By Lachlan Abbott and Hannah Kennelly
Victoria has been rocked by a magnitude 4.1 earthquake that struck the High Country in the early hours of Wednesday.
Geoscience Australia recorded more than 2100 “felt reports” for the tremor near Woods Point at 3.48am. It was measured at a depth of 10 kilometres.
VicEmergency released an advice message shortly before 5am, warning that minor damage may have occurred.
“This earthquake has been felt in Wangaratta, Benalla, South Morang, Healesville, Yarra Junction and Dargo,” the alert said.
Mansfield farmer Indi Wheeler was half-asleep when she felt her bed frame shake.
“The farmhouse started to rumble, and I could feel this weird wave pass over me from the top of my bed down to the bottom,” she said. “It’s my first earthquake so it was definitely a strange feeling.”
The low-level warning, which was removed before 10.30am, covered a large swath of the eastern half of Victoria, stretching from the eastern suburbs of Melbourne to Falls Creek.
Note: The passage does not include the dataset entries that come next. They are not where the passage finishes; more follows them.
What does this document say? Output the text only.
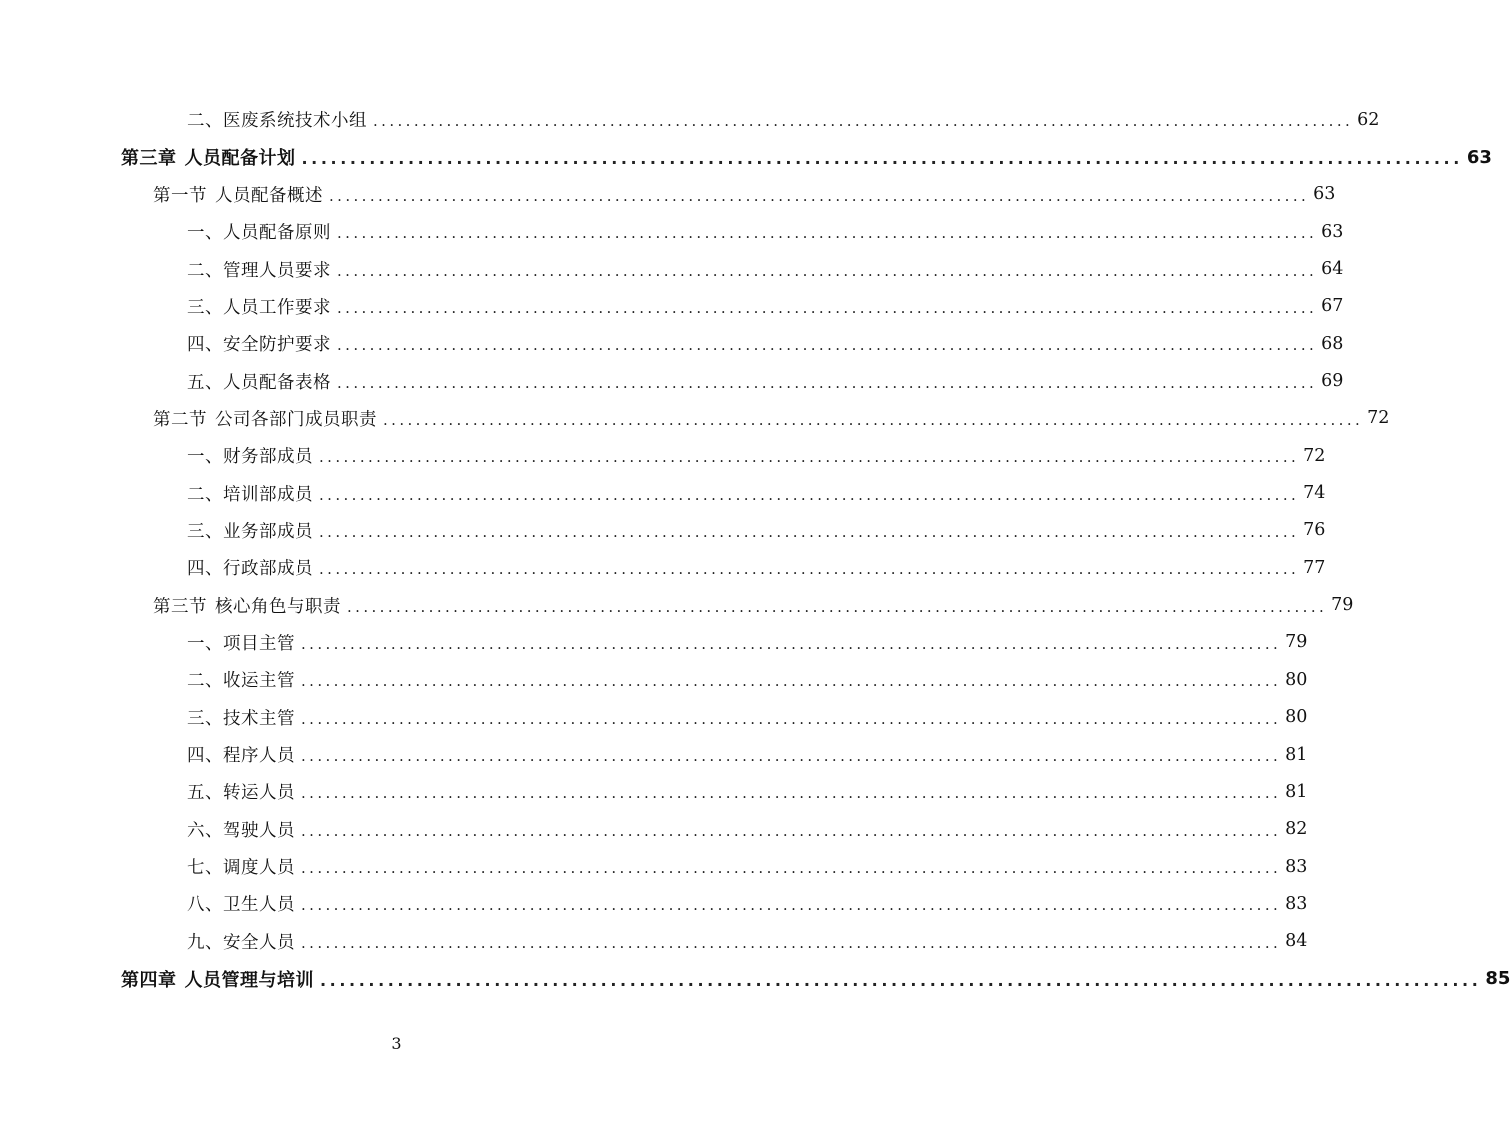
二、医废系统技术小组 ........................................................................................................................ 62
第三章 人员配备计划 ........................................................................................................................ 63
第一节 人员配备概述 ........................................................................................................................ 63
一、人员配备原则 ........................................................................................................................ 63
二、管理人员要求 ........................................................................................................................ 64
三、人员工作要求 ........................................................................................................................ 67
四、安全防护要求 ........................................................................................................................ 68
五、人员配备表格 ........................................................................................................................ 69
第二节 公司各部门成员职责 ........................................................................................................................ 72
一、财务部成员 ........................................................................................................................ 72
二、培训部成员 ........................................................................................................................ 74
三、业务部成员 ........................................................................................................................ 76
四、行政部成员 ........................................................................................................................ 77
第三节 核心角色与职责 ........................................................................................................................ 79
一、项目主管 ........................................................................................................................ 79
二、收运主管 ........................................................................................................................ 80
三、技术主管 ........................................................................................................................ 80
四、程序人员 ........................................................................................................................ 81
五、转运人员 ........................................................................................................................ 81
六、驾驶人员 ........................................................................................................................ 82
七、调度人员 ........................................................................................................................ 83
八、卫生人员 ........................................................................................................................ 83
九、安全人员 ........................................................................................................................ 84
第四章 人员管理与培训 ........................................................................................................................ 85
3
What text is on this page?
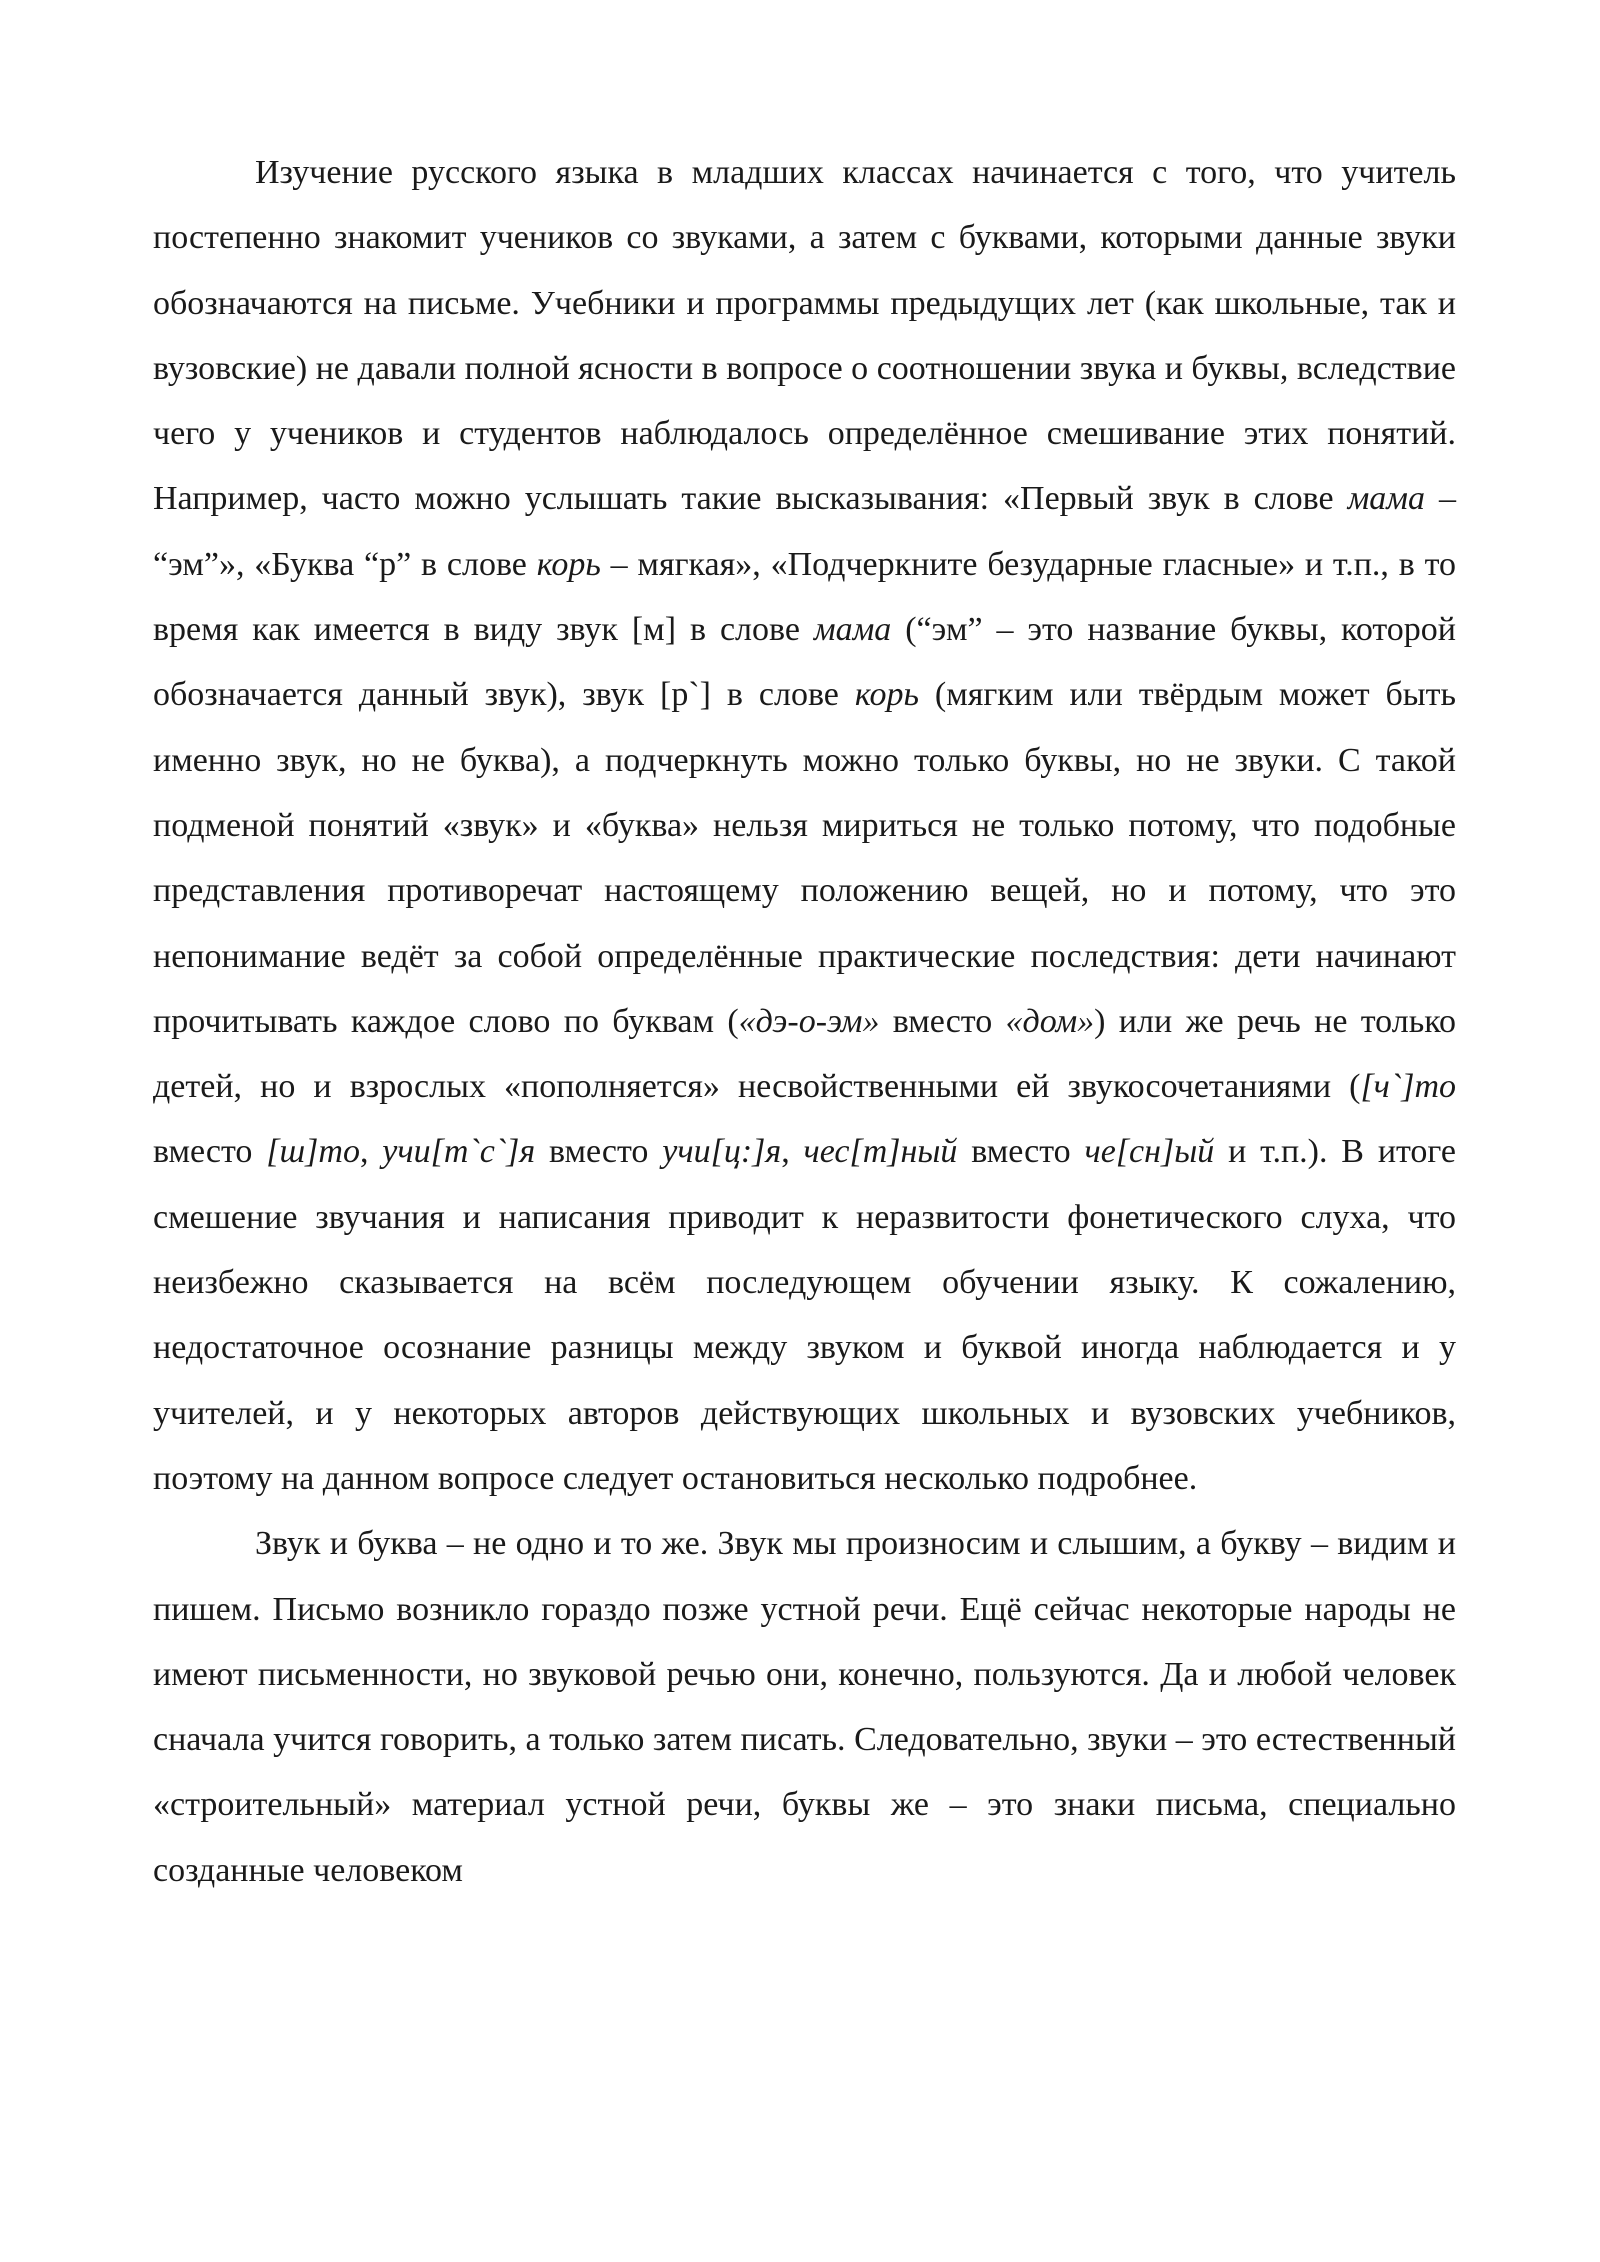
Изучение русского языка в младших классах начинается с того, что учитель постепенно знакомит учеников со звуками, а затем с буквами, которыми данные звуки обозначаются на письме. Учебники и программы предыдущих лет (как школьные, так и вузовские) не давали полной ясности в вопросе о соотношении звука и буквы, вследствие чего у учеников и студентов наблюдалось определённое смешивание этих понятий. Например, часто можно услышать такие высказывания: «Первый звук в слове мама – “эм”», «Буква “р” в слове корь – мягкая», «Подчеркните безударные гласные» и т.п., в то время как имеется в виду звук [м] в слове мама (“эм” – это название буквы, которой обозначается данный звук), звук [р`] в слове корь (мягким или твёрдым может быть именно звук, но не буква), а подчеркнуть можно только буквы, но не звуки. С такой подменой понятий «звук» и «буква» нельзя мириться не только потому, что подобные представления противоречат настоящему положению вещей, но и потому, что это непонимание ведёт за собой определённые практические последствия: дети начинают прочитывать каждое слово по буквам («дэ-о-эм» вместо «дом») или же речь не только детей, но и взрослых «пополняется» несвойственными ей звукосочетаниями ([ч`]то вместо [ш]то, учи[т`с`]я вместо учи[ц:]я, чес[т]ный вместо че[сн]ый и т.п.). В итоге смешение звучания и написания приводит к неразвитости фонетического слуха, что неизбежно сказывается на всём последующем обучении языку. К сожалению, недостаточное осознание разницы между звуком и буквой иногда наблюдается и у учителей, и у некоторых авторов действующих школьных и вузовских учебников, поэтому на данном вопросе следует остановиться несколько подробнее.

Звук и буква – не одно и то же. Звук мы произносим и слышим, а букву – видим и пишем. Письмо возникло гораздо позже устной речи. Ещё сейчас некоторые народы не имеют письменности, но звуковой речью они, конечно, пользуются. Да и любой человек сначала учится говорить, а только затем писать. Следовательно, звуки – это естественный «строительный» материал устной речи, буквы же – это знаки письма, специально созданные человеком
The alert zone reached as far north as Shepparton and Wangaratta while extending to the Latrobe Valley in the south.
Despite the caution issued by Victoria’s State Emergency Service, the message also said: “The earthquake has resulted in little to no reported damage.”
The Bureau of Meteorology also posted on social media: “No tsunami threat to Australia from earthquake felt in Woods Point, VIC.”
The Seismology Research Centre said on X that Wednesday’s earthquake was the largest in Victoria’s alpine region since a magnitude 4.7 tremor in June 2023.
Adam Pascale from the Seismology Research Centre said the quake was weakly felt across Melbourne, the effects lasting about one to two seconds.
“People in Mansfield and Woods Point would have felt it strongly, but I had several colleagues in Melbourne who were woken by the shake,” he said.
Pascale said the tremor was the third-largest since the major magnitude 5.9 quake in September 2021.
“We’ve had over 1600 aftershocks since 2021, and I suspect we will continue to have more over the years,” he said.
Seismic activity has spiked in Victoria since the magnitude 5.9 tremor in September 2021 damaged buildings in Melbourne and was felt across south-eastern Australia.
Aftershocks from that earthquake included a 3.8 magnitude quake near Sunbury in May last year that was the largest recorded within metropolitan Melbourne for 120 years. In June last year, more than 10,000 people reported feeling a magnitude 4.6 quake with an epicentre near Mount Baw Baw.
Experts have previously told The Age these tremors were part of normal seismic activity in the aftermath of the September 2021 earthquake.